Catenaa, Saturday, January 31, 2026-Onchain lending protocol USD.AI has approved a $500 million loan facility for Sharon AI, an Australian artificial intelligence infrastructure company.
This marks one of the largest crypto-native financings tied to physical AI assets.
USD.AI said the facility will support Sharon AI’s expansion of large-scale graphics processing unit deployments, as demand for computing capacity rises across enterprise, research and government customers in Australia and the Asia-Pacific region.
Sharon AI plans to begin drawing on the facility this quarter, with about $65 million earmarked for initial GPU installations.

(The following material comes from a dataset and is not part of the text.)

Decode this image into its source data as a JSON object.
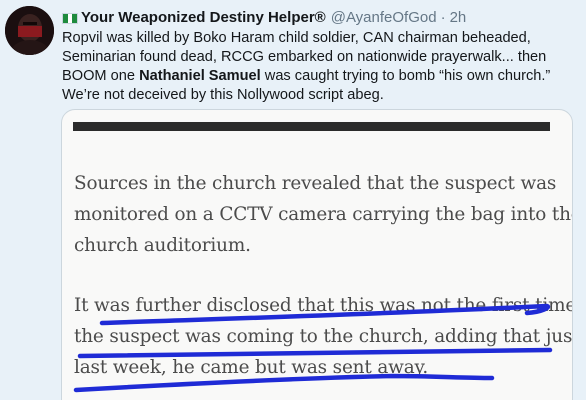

The transaction highlights the growing role of blockchain-based lenders in financing capital-intensive AI projects that often struggle to access traditional bank credit.
USD.AI operates as an onchain lending platform that extends credit backed by verified physical infrastructure rather than corporate balance sheets.
Under the structure, borrowers pledge GPU hardware as collateral. Those assets are tokenized onchain, creating a direct link between deployed computing equipment and liquidity provided through the protocol.
USD.AI said this approach limits exposure by confining risk to specific infrastructure rather than broader business operations.
The protocol relies on a dual-token model built around a dollar-pegged stablecoin and a yield-bearing counterpart used by liquidity providers.
USD.AI said it has already approved more than $1.2 billion in guidance and non-recourse facilities for AI infrastructure operators, including other data center and compute-focused firms.
The deal reflects a broader convergence between crypto finance and the AI sector, as demand for GPUs accelerates and alternative funding channels gain traction.
Market participants say onchain lending models could play a larger role in funding physical technology assets as tokenization of real-world infrastructure expands.